The list, available here (registration required), focuses on popular, widely deployed Windows programs that are often very difficult for an IT department to locate or patch and, as Bit9 explains, "represent unexpected and unquantified vulnerabilities in an enterprise IT environment."
Yahoo's standalone IM client, which has been riddled with security holes all year, is #1 on the list. The buggy Yahoo Widgets software also makes an appearance at number 9.
Apple's QuickTime media player and iTunes music download software also feature high on the list.
Strangely, Microsoft does not feature heavily on the Bit9 list. In fact, a Microsoft product appears only once on the list -- Windows Live MSN Messenger at #4.
The Bit9 explanation:
The reason most Microsoft software doesn't make the list is because by now most companies have a pretty good process in place for identifying, patching, and fixing vulnerable Microsoft software. The same cannot be said for apps like Firefox, iTunes, and other packages.
That does make sense but it's hard to imagine Internet Explorer 6, the world's most widely used -- and heavily targeted -- browser, not making an appearance on this list.

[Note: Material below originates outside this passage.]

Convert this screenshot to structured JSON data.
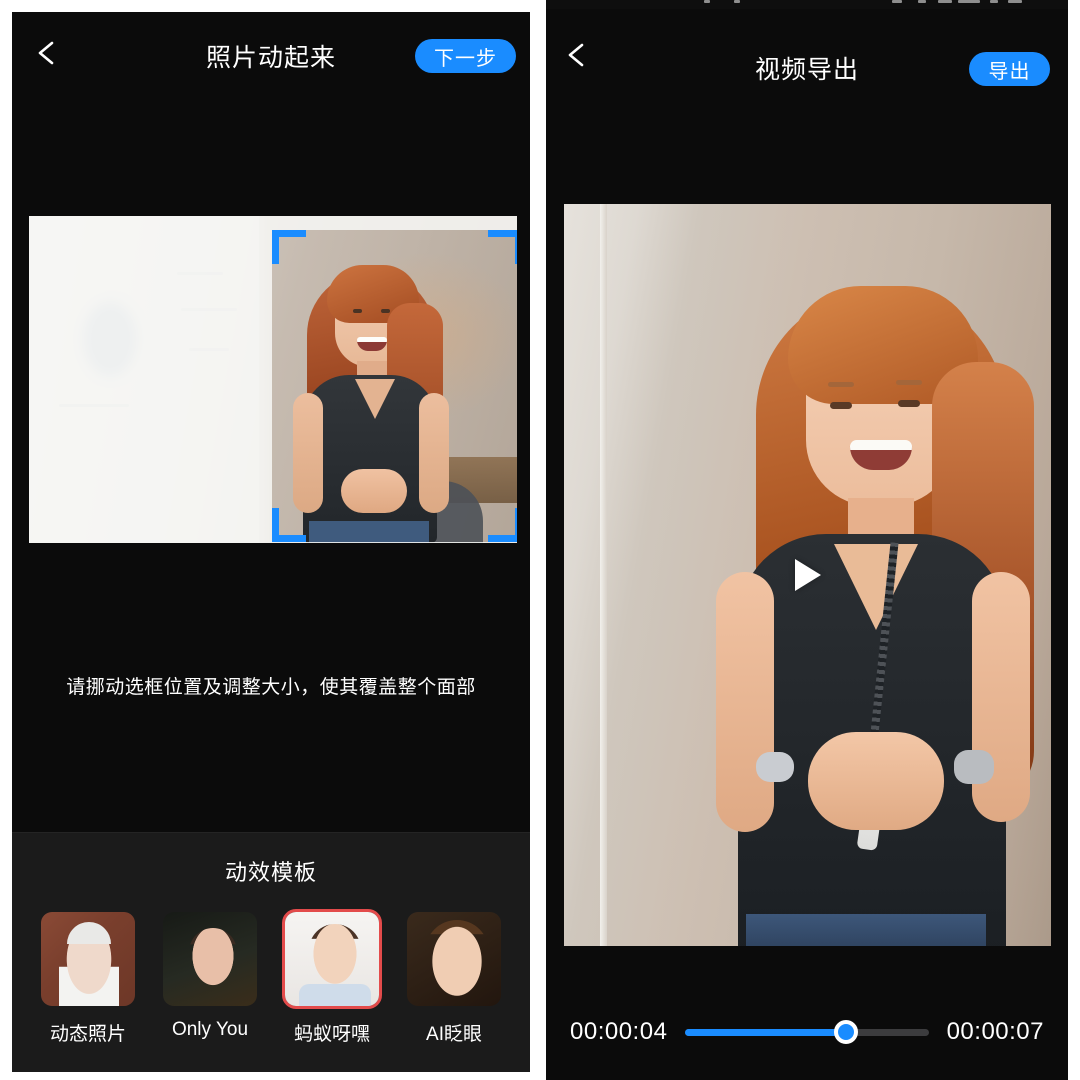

I could also make the argument that Microsoft Word, which has struggled with zero-day attacks and multiple code execution hole, should be high on any list of most-vulnerable Windows apps.
Here's the top-ten from Bit9:
- Yahoo! Messenger 18.104.22.168 and earlier
- Apple QuickTime 7.2
- Mozilla Firefox 22.214.171.124
- Microsoft Windows Live (MSN) Messenger 7.0, 8.0
- EMC VMware Player (and other products) 2.0, 1.0.4
- Apple iTunes 7.3.2
- Intuit QuickBooks Online Edition 9 and earlier
- Sun Java Runtime 1.6.0_X
- Yahoo! Widgets 4.0.5 and previous
- Ask.com Toolbar 126.96.36.199 and previous
As I always recommend for Windows users, be sure to scan your system for security holes and apply all the necessary patches. Secunia's free Web-based software inspector is a great place to start. A downloadable version is also available.